Alors que la banque des deux sociétés victimes a refusé tout remboursement, ces dernières ont saisi la justice. La cour d’appel a ainsi condamné la banque à rembourser la moitié des pertes aux deux sociétés, considérant que les torts étaient partagés. Selon le tribunal, les victimes de fraude sont responsables d’une « négligence grave », puisque « le courriel malveillant paraissait manifestement trompeur, rédigé en langue anglaise sans raison ». Pour autant, les juges ont relevé « le manquement de la banque à son obligation de vigilance », constatant qu’elle n’avait pas tenu compte « des alertes d’un organisme de surveillance des attaques informatiques » et des « nombreuses tentatives de connexion le jour des faits ».

Après la formation d’un pourvoi en cassation par ladite banque, la Haute juridiction a finalement censuré la précédente décision de la cour d’appel. Elle a jugé que « la négligence grave du client libère la banque de tout partage de responsabilité », en vertu de l’article 133-19 du Code monétaire et financier. Celui-ci prévoit que « si le client a commis une négligence grave qui l’a conduit à se faire escroquer, l’obligation de remboursement qui pèse sur la banque est levée ». Pour la Cour de cassation, les clients ont opéré une négligence grave puisqu’ils ont « tenu compte d’un courriel manifestement frauduleux ». La banque des deux sociétés victimes de virements frauduleux n’est donc plus tenue de les rembourser partiellement.

Les cas de virements bancaires à un mauvais destinataire

La Haute juridiction a délivré une seconde décision, relative à l’affaire d’un couple qui désirait acheter un véhicule sur internet. Les victimes ont procédé à deux virements bancaires, à partir d’un IBAN envoyé par courriel : un premier virement effectué à distance et un second, réalisé au guichet. Le couple s’est ensuite aperçu qu’il avait ordonné ces transferts de fonds à destination d’un IBAN frauduleux. Il avait, en réalité, été victime d’un piratage informatique. Dans l’un des courriels échangés entre les acheteurs et le vendeur du véhicule, un escroc avait réussi à substituer son propre IBAN à la place de celui du vendeur.

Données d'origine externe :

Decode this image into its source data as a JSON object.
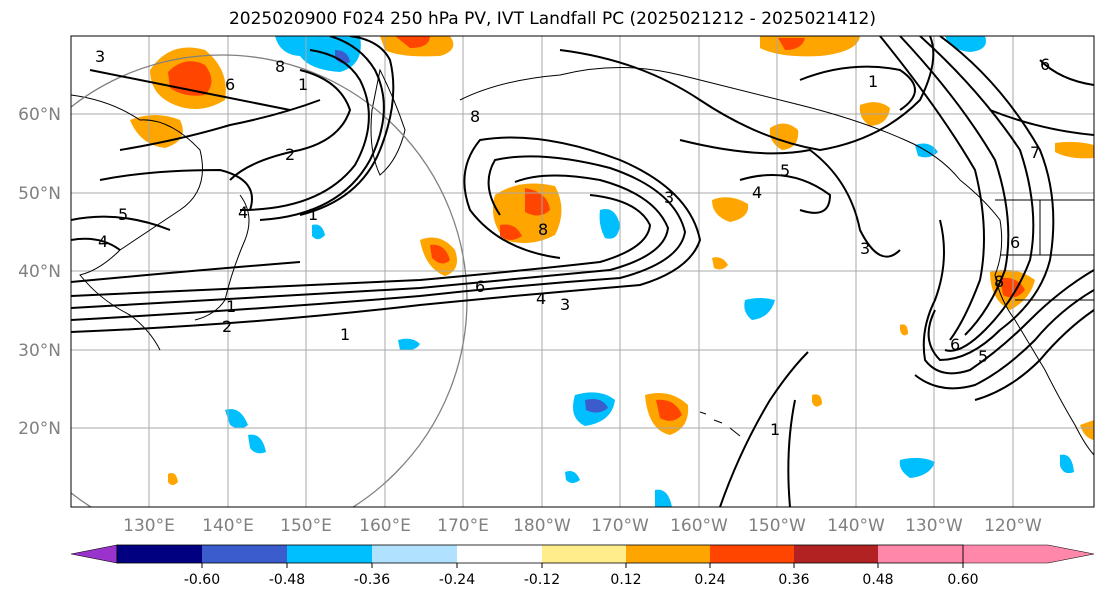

Le couple a décidé de saisir la justice, après avoir essuyé le refus de remboursement de sa banque. Ainsi, la cour d’appel a condamné la banque à rembourser une partie des sommes versées par les victimes, jugeant également que les torts étaient partagés. Le tribunal a rappelé, d’une part, que le Code monétaire et financier « prévoit qu’une banque ne peut voir sa responsabilité engagée lorsque son client lui fournit un mauvais IBAN », conformément à l’article L 133-21. Mais la cour d’appel a considéré, d’autre part, « que la banque restait tenue à une obligation de vigilance », puisque l’IBAN frauduleux transmis par le couple comportait « des anomalies apparentes ». Après la formation d’un pourvoi en cassation de la banque, la Haute juridiction a finalement censuré la décision de la cour d’appel, en rappelant l’article L 133-21 du Code monétaire et financier. De plus, pour la Cour de cassation, l’origine frauduleuse de l’IBAN, issu d’un piratage informatique, et le manque de considération des anomalies du document par la banque « ne sont pas des circonstances envisagées par le Code monétaire et financier comme ouvrant la possibilité d’un partage de responsabilité ».

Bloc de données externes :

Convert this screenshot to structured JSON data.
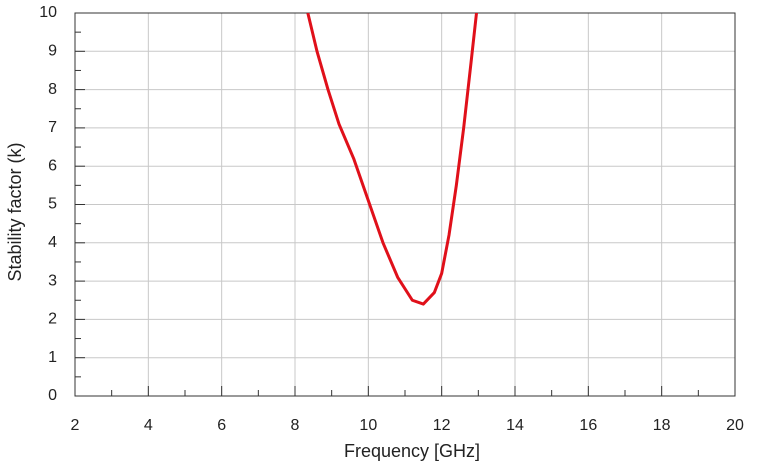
{
  "chart_data": {
    "type": "line",
    "x_label": "Frequency [GHz]",
    "y_label": "Stability factor (k)",
    "x": [
      8.35,
      8.6,
      8.9,
      9.2,
      9.6,
      10,
      10.4,
      10.8,
      11.2,
      11.5,
      11.8,
      12,
      12.2,
      12.4,
      12.6,
      12.8,
      12.95
    ],
    "series": [
      {
        "name": "k",
        "color": "#e0101a",
        "values": [
          10,
          9,
          8,
          7.1,
          6.2,
          5.1,
          4,
          3.1,
          2.5,
          2.4,
          2.7,
          3.2,
          4.2,
          5.5,
          7,
          8.7,
          10
        ]
      }
    ],
    "xlim": [
      2,
      20
    ],
    "xticks": [
      2,
      4,
      6,
      8,
      10,
      12,
      14,
      16,
      18,
      20
    ],
    "xminorticks": [
      3,
      5,
      7,
      9,
      11,
      13,
      15,
      17,
      19
    ],
    "ylim": [
      0,
      10
    ],
    "yticks": [
      0,
      1,
      2,
      3,
      4,
      5,
      6,
      7,
      8,
      9,
      10
    ],
    "yminorticks": [
      0.5,
      1.5,
      2.5,
      3.5,
      4.5,
      5.5,
      6.5,
      7.5,
      8.5,
      9.5
    ],
    "grid": true
  }
}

Afin de se prémunir de tels risques de fraudes aux virements bancaires, qu’ils soient instantanés ou non, le ministère de l’Économie, des finances et de la souveraineté industrielle et numérique a publié, le 18 novembre 2024, une série de recommandations. Il préconise de s’informer sur les consignes de sécurité délivrées par les banques, de réserver un seul mot de passe pour accéder à sa banque à distance et de ne pas le noter sur un appareil connecté. Bercy déconseille de renseigner les identifiants et mots de passe bancaires à partir d’un lien envoyé par courriel ou par SMS et dont le destinataire prétend être un agent de banque. En effet, ces méthodes frauduleuses, nommées « phishing » ou hameçonnage, sont souvent utilisées par les escrocs du numérique qui espèrent collecter les données bancaires de leurs victimes. Enfin, le ministère conseille de sécuriser son matériel informatique en le mettant régulièrement à jour, en verrouillant l’accès au profil utilisateur et en sécurisant les connexions WIFI.